Тут все в порядке! Прекрасный экземпляр грушевого дерева, хорошо выдержанного. Несколько лет она хранила и берегла его. Генриетта критически осмотрела скульптуру. Да, это хорошо! Никаких сомнений. Это лучшее, что она создала за последние годы. Готовила для выставки международной группы. Да, это стоящая вещь!
Все здесь удалось: смирение, покорность… напряженные мышцы шеи, поникшие плечи, слегка приподнятое лицо… лицо, лишенное выразительных, характерных черт, потому что поклонение убивает индивидуальность… Да, подчинение, обожание, восторженное поклонение, переходящее в идолопоклонство.
Генриетта вздохнула. Если бы только Джон так тогда не рассердился! Его гнев поразил Генриетту, открыл ей нечто такое в Джоне, о чем он, вероятно, даже сам не подозревал. «Ты это не выставишь!» – сказал он решительно. «Выставлю!» – твердо ответила она…
Генриетта медленно вернулась к Навсикае. Ничего такого, все вполне исправимо. Сбрызнув скульптуру водой, она обернула ее мокрой тканью. Пусть постоит до понедельника или вторника. Теперь спешить незачем. Горячка прошла. Все, что было необходимо, она наметила. Теперь только терпение. Впереди у нее три счастливых дня с Люси, и Генри, и Мидж, и Джоном! Она зевнула, потянулась, как кошка, с наслаждением вытягивая до предела каждый мускул, и вдруг почувствовала, до какой степени устала.

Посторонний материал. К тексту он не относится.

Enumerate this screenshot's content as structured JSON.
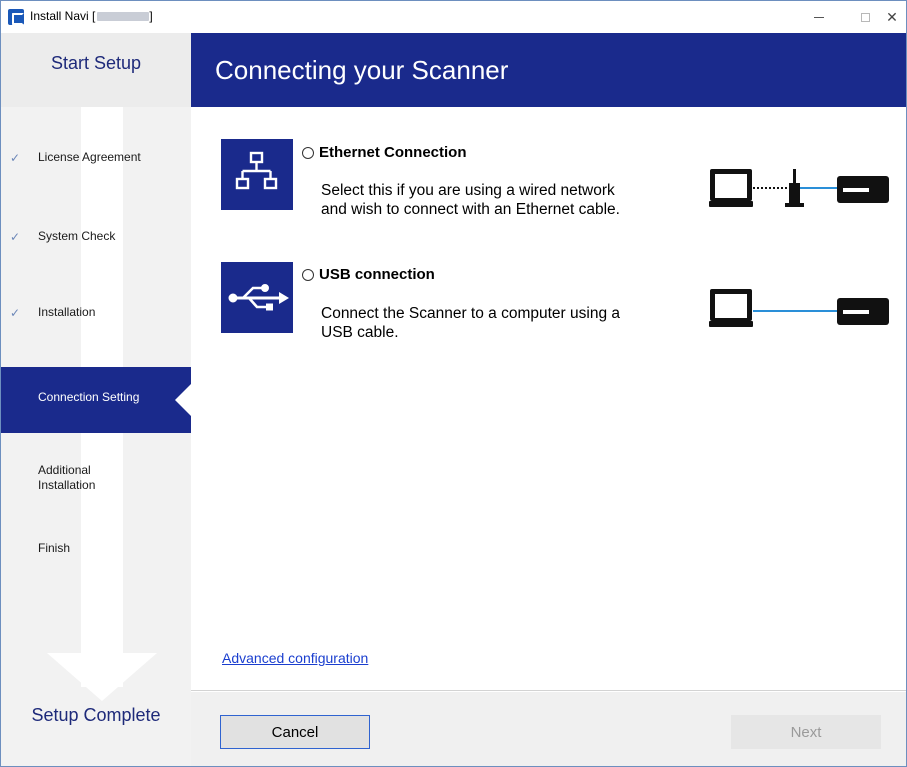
{
  "window": {
    "title": "Install Navi [",
    "title_suffix": "]",
    "controls": {
      "minimize_icon": "minimize-icon",
      "maximize_icon": "maximize-icon",
      "close_symbol": "✕"
    }
  },
  "sidebar": {
    "start_label": "Start Setup",
    "end_label": "Setup Complete",
    "check_symbol": "✓",
    "steps": [
      {
        "label": "License Agreement",
        "state": "done"
      },
      {
        "label": "System Check",
        "state": "done"
      },
      {
        "label": "Installation",
        "state": "done"
      },
      {
        "label": "Connection Setting",
        "state": "active"
      },
      {
        "label_line1": "Additional",
        "label_line2": "Installation",
        "state": "pending"
      },
      {
        "label": "Finish",
        "state": "pending"
      }
    ]
  },
  "header": {
    "title": "Connecting your Scanner"
  },
  "options": [
    {
      "label": "Ethernet Connection",
      "desc_line1": "Select this if you are using a wired network",
      "desc_line2": "and wish to connect with an Ethernet cable.",
      "icon": "network-icon",
      "selected": false
    },
    {
      "label": "USB connection",
      "desc_line1": "Connect the Scanner to a computer using a",
      "desc_line2": "USB cable.",
      "icon": "usb-icon",
      "selected": false
    }
  ],
  "links": {
    "advanced": "Advanced configuration"
  },
  "buttons": {
    "cancel": "Cancel",
    "next": "Next"
  },
  "colors": {
    "brand_navy": "#1a2a8c",
    "cable_blue": "#2a8fd8",
    "link_blue": "#1a3ecf",
    "cancel_border": "#2f63d0",
    "disabled_text": "#9a9a9a"
  }
}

Приняв горячую ванну, Генриетта легла в постель и стала смотреть на звезды, видневшиеся сквозь верхнее окно студии. От звезд взгляд ее скользнул к единственной лампочке, которую она не выключала. Эта маленькая лампочка освещала стеклянную маску, одну из ранних ее работ. Довольно наивная вещица, как ей казалось теперь, в традиционном стиле. «Как хорошо, что человеку свойственно перерастать себя», – подумала она.
А теперь спать! Крепкий черный кофе, который она выпила, не нарушит сна, если она сама того не пожелает. Генриетта уже давно приучила себя настраиваться на определенный ритм, который помогал уснуть. Нужно позволить мыслям свободно скользить, легко, словно сквозь пальцы, проходить в сознание и, не концентрируя на какой-то из них внимания, разрешать им свободно и легко проплывать мимо…
На улице взревел автомобильный мотор… откуда-то донеслись громкие голоса и грубый смех. Все эти звуки включились в общий поток мыслей…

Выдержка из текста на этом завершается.